Until recently this proved beyond the capability of most conventional digital converter technology. For that reason, embedded systems designed to handle S-band and C-band transmission rates have typically required analog conversion techniques, such as frequency mixing, to convert the received signal to a lower fixed intermediate frequency (IF) to bring the signals within range of standard digital converter technology. The analog conversion requirement adds cost, complexity, and power requirements to these systems, none of which is desirable for deployed embedded systems.

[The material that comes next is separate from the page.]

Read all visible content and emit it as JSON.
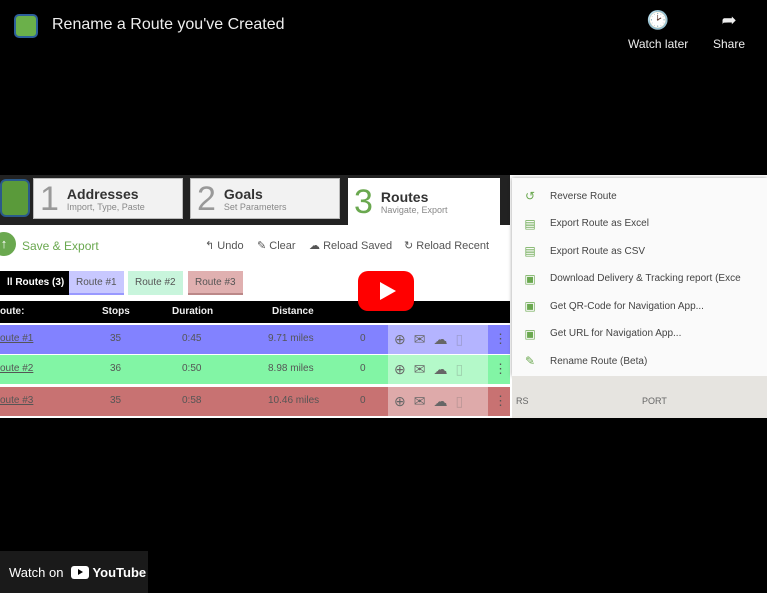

A better solution would be to directly sample the signals using an analog-to-digital converter (ADC). In addition to eliminating the need for a front-end mixer, this direct sampling approach would also enable the full communications bandwidth to be processed digitally using digital signal processing (DSP) techniques.
Another challenge for embedded SATCOM systems is the large amount of processing required to fully process the generation and reception of SATCOM signals. Historically this has been addressed with expensive custom application-specific integrated circuits (ASICs) that can handle the system’s algorithms at the needed throughput. The good news is that as field-programmable gate arrays (FPGAs) have continued to grow in capability, SATCOM processing can now be performed using several FPGAs. This does require, though, that there is sufficient interconnect bandwidth (100 to 200 Gbps) to pass the data between the FPGA processing units. In addition to their lower cost compared to ASICs, FPGAs also provide reconfigurability, which simplifies and lowers the cost of upgrading the SATCOM system over time with new algorithms without having to change the system’s hardware.

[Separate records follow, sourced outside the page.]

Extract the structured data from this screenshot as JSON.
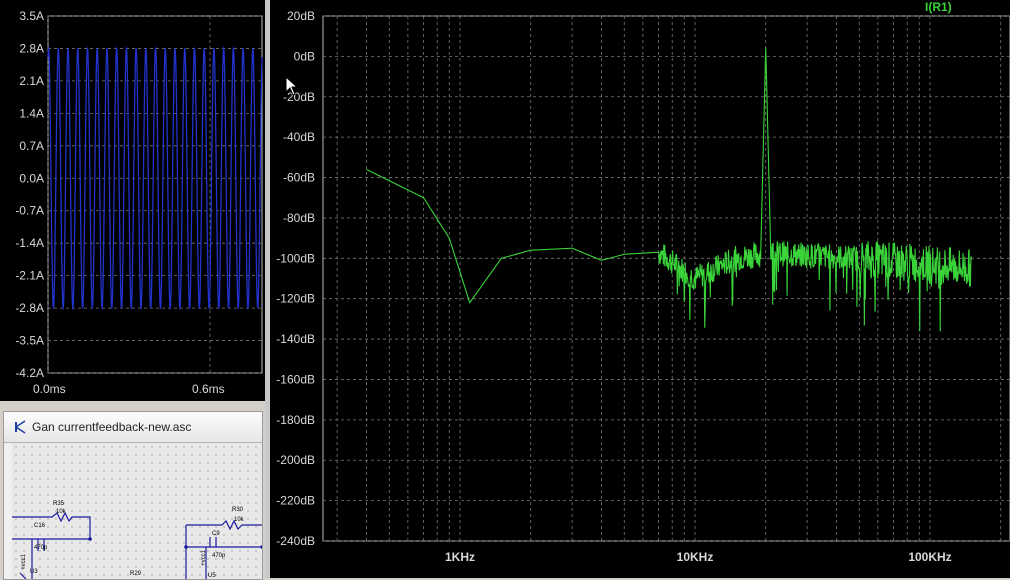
{
  "left_plot": {
    "y_ticks": [
      "3.5A",
      "2.8A",
      "2.1A",
      "1.4A",
      "0.7A",
      "0.0A",
      "-0.7A",
      "-1.4A",
      "-2.1A",
      "-2.8A",
      "-3.5A",
      "-4.2A"
    ],
    "x_ticks": [
      "0.0ms",
      "0.6ms"
    ],
    "trace_color": "#2233cc"
  },
  "right_plot": {
    "trace_label": "I(R1)",
    "y_ticks": [
      "20dB",
      "0dB",
      "-20dB",
      "-40dB",
      "-60dB",
      "-80dB",
      "-100dB",
      "-120dB",
      "-140dB",
      "-160dB",
      "-180dB",
      "-200dB",
      "-220dB",
      "-240dB"
    ],
    "x_ticks": [
      "1KHz",
      "10KHz",
      "100KHz"
    ],
    "trace_color": "#3ad33a"
  },
  "schematic": {
    "title": "Gan currentfeedback-new.asc",
    "components": [
      "R35",
      "10k",
      "C16",
      "470p",
      "U3",
      "R30",
      "10k",
      "C9",
      "470p",
      "R29",
      "U5",
      "+vcc1",
      "+vcc1"
    ]
  },
  "chart_data": [
    {
      "type": "line",
      "ylim": [
        -4.2,
        3.5
      ],
      "xlim_ticks": [
        "0.0ms",
        "0.6ms"
      ],
      "series": [
        {
          "values_description": "sinusoid",
          "amplitude": 2.8,
          "cycles_visible": 22
        }
      ],
      "grid": true
    },
    {
      "type": "line",
      "x_scale": "log",
      "x_ticks": [
        "1KHz",
        "10KHz",
        "100KHz"
      ],
      "ylim": [
        -240,
        20
      ],
      "series": [
        {
          "name": "I(R1)",
          "x": [
            400,
            700,
            900,
            1100,
            1500,
            2000,
            3000,
            4000,
            5000,
            7000,
            10000,
            15000,
            19000,
            20000,
            21000,
            25000,
            50000,
            100000,
            150000
          ],
          "y": [
            -56,
            -70,
            -90,
            -122,
            -100,
            -96,
            -95,
            -101,
            -98,
            -97,
            -110,
            -100,
            -98,
            5,
            -97,
            -98,
            -100,
            -103,
            -105
          ]
        }
      ],
      "grid": true
    }
  ]
}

Combining the advantages of multigigabit, ultrawideband sampling ADCs and DACs with today’s high-performance FPGAs now enables system designers to develop new classes of embedded SATCOM systems – for land-based stations or for simulation of space-based stations – that can sample and process S-band and C-band signals while eliminating the need to downconvert the signals using analog conversion.
Making this development possible is the recent availability of open-standards modules that contain 12 Gsps and 25 Gsps ADCs and DACs, developed by Tektronix Component Solutions; these modules deliver the bandwidth required to directly sample both S-band and C-band signals. When integrated with FPGA-based OpenVPX modules, these devices enable the development of scalable SATCOM high-performance embedded computing (HPEC) systems that feature a reconfigurable architecture supporting updates via firmware. OpenVPX modules based on these devices may also be combined with other general-purpose processor modules, switch cards, or recorders to provide even more capability.

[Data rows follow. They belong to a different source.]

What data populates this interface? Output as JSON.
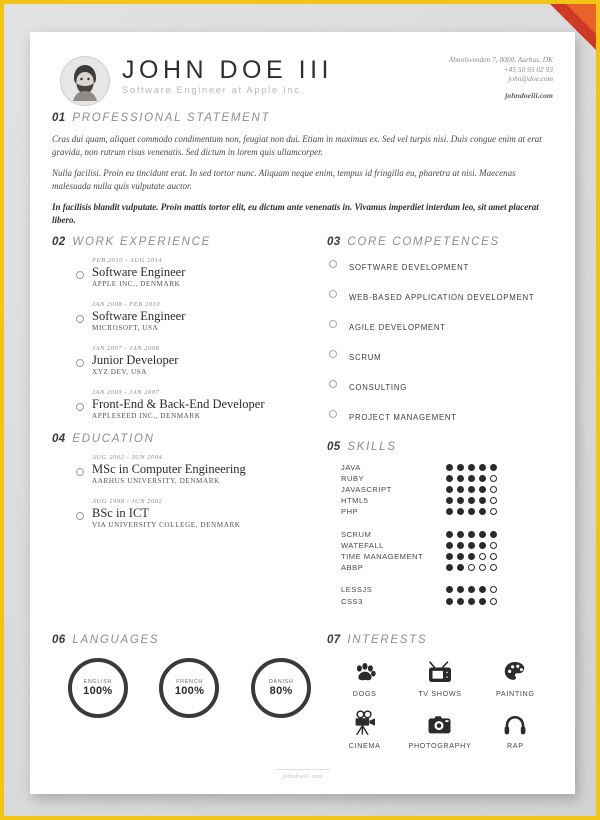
{
  "theme": {
    "border_color": "#f2c413",
    "ribbon_color": "#cf3a27",
    "ribbon_inner_color": "#e8622a",
    "paper_color": "#ffffff",
    "ink_color": "#2b2b2b",
    "muted_color": "#8e8e8e"
  },
  "header": {
    "name": "JOHN DOE III",
    "subtitle": "Software Engineer at Apple Inc.",
    "avatar_alt": "portrait-photo",
    "contact": {
      "address": "Åbnolsvenden 7, 8000, Aarhus, DK",
      "phone": "+45 50 93 02 93",
      "email": "john@doe.com",
      "website": "johndoeiii.com"
    }
  },
  "sections": {
    "statement": {
      "number": "01",
      "title": "PROFESSIONAL STATEMENT",
      "paragraphs": [
        "Cras dui quam, aliquet commodo condimentum non, feugiat non dui. Etiam in maximus ex. Sed vel turpis nisi. Duis congue enim at erat gravida, non rutrum risus venenatis. Sed dictum in lorem quis ullamcorper.",
        "Nulla facilisi. Proin eu tincidunt erat. In sed tortor nunc. Aliquam neque enim, tempus id fringilla eu, pharetra at nisi. Maecenas malesuada nulla quis vulputate auctor."
      ],
      "bold_paragraph": "In facilisis blandit vulputate. Proin mattis tortor elit, eu dictum ante venenatis in. Vivamus imperdiet interdum leo, sit amet placerat libero."
    },
    "work": {
      "number": "02",
      "title": "WORK EXPERIENCE",
      "entries": [
        {
          "date": "FEB 2010 - AUG 2014",
          "role": "Software Engineer",
          "org": "APPLE INC., DENMARK"
        },
        {
          "date": "JAN 2008 - FEB 2010",
          "role": "Software Engineer",
          "org": "MICROSOFT, USA"
        },
        {
          "date": "JAN 2007 - JAN 2008",
          "role": "Junior Developer",
          "org": "XYZ DEV, USA"
        },
        {
          "date": "JAN 2003 - JAN 2007",
          "role": "Front-End & Back-End Developer",
          "org": "APPLESEED INC., DENMARK"
        }
      ]
    },
    "education": {
      "number": "04",
      "title": "EDUCATION",
      "entries": [
        {
          "date": "AUG 2002 - JUN 2004",
          "role": "MSc in Computer Engineering",
          "org": "AARHUS UNIVERSITY, DENMARK"
        },
        {
          "date": "AUG 1998 - JUN 2002",
          "role": "BSc in ICT",
          "org": "VIA UNIVERSITY COLLEGE, DENMARK"
        }
      ]
    },
    "competences": {
      "number": "03",
      "title": "CORE COMPETENCES",
      "items": [
        "SOFTWARE DEVELOPMENT",
        "WEB-BASED APPLICATION DEVELOPMENT",
        "AGILE DEVELOPMENT",
        "SCRUM",
        "CONSULTING",
        "PROJECT MANAGEMENT"
      ]
    },
    "skills": {
      "number": "05",
      "title": "SKILLS",
      "max": 5,
      "groups": [
        {
          "items": [
            {
              "name": "JAVA",
              "rating": 5
            },
            {
              "name": "RUBY",
              "rating": 4
            },
            {
              "name": "JAVASCRIPT",
              "rating": 4
            },
            {
              "name": "HTML5",
              "rating": 4
            },
            {
              "name": "PHP",
              "rating": 4
            }
          ]
        },
        {
          "items": [
            {
              "name": "SCRUM",
              "rating": 5
            },
            {
              "name": "WATEFALL",
              "rating": 4
            },
            {
              "name": "TIME MANAGEMENT",
              "rating": 3
            },
            {
              "name": "ABBP",
              "rating": 2
            }
          ]
        },
        {
          "items": [
            {
              "name": "LESSJS",
              "rating": 4
            },
            {
              "name": "CSS3",
              "rating": 4
            }
          ]
        }
      ]
    },
    "languages": {
      "number": "06",
      "title": "LANGUAGES",
      "items": [
        {
          "name": "ENGLISH",
          "percent": "100%",
          "value": 100
        },
        {
          "name": "FRENCH",
          "percent": "100%",
          "value": 100
        },
        {
          "name": "DANISH",
          "percent": "80%",
          "value": 80
        }
      ]
    },
    "interests": {
      "number": "07",
      "title": "INTERESTS",
      "items": [
        {
          "label": "DOGS",
          "icon": "paw-icon"
        },
        {
          "label": "TV SHOWS",
          "icon": "television-icon"
        },
        {
          "label": "PAINTING",
          "icon": "palette-icon"
        },
        {
          "label": "CINEMA",
          "icon": "movie-camera-icon"
        },
        {
          "label": "PHOTOGRAPHY",
          "icon": "camera-icon"
        },
        {
          "label": "RAP",
          "icon": "headphones-icon"
        }
      ]
    }
  },
  "footer": {
    "text": "johndoeiii.com"
  },
  "watermark": {
    "text": ""
  }
}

An example of a fully digital SATCOM system designed to handle S-band signals was recently developed by a leading SATCOM provider. (Figure 1.) The system uses the Curtiss-Wright CHAMP-WB-DRFM OpenVPX module, which combines both 12 Gsps ADCs and DACs and an AMD Virtex-7 FPGA. Because of the high amount of processing required, additional FPGA modules were used to pass data between the modules. The DRFM module provides 20 serializer/deserializers (SerDes) directly connected to the OpenVPX backplane from the FPGA. Since the SerDes can each run at rates up to 10.3 Gbps, they provided 200 Gbps of available bandwidth. An additional FPGA module with three onboard Virtex-7 FPGAs and 40 SerDes was directly connected to the backplane. The FPGA board’s SerDes, also running at 10.3 Gbps, provided 400 Gbps of available bandwidth. To provide more bandwidth, a rear transition module (RTM) was used to split the RX and the TX links into separate connections, enabling the Virtex FPGAs to use AMD’s simplex Aurora protocol in a unidirectional mode, so that each SerDes TX/RX pair did not have to go to the same module. Because the RX links can come from one card while the TX links go to a different card, the amount of SerDes bandwidth was effectively doubled when daisy-chaining the modules together.
The same concept may be applied to other wideband communication systems that use S-band or C-band frequency signals. The technique can also be applied to even higher rate signaling, where it enables downconversion that can’t be completely eliminated to at least be greatly simplified.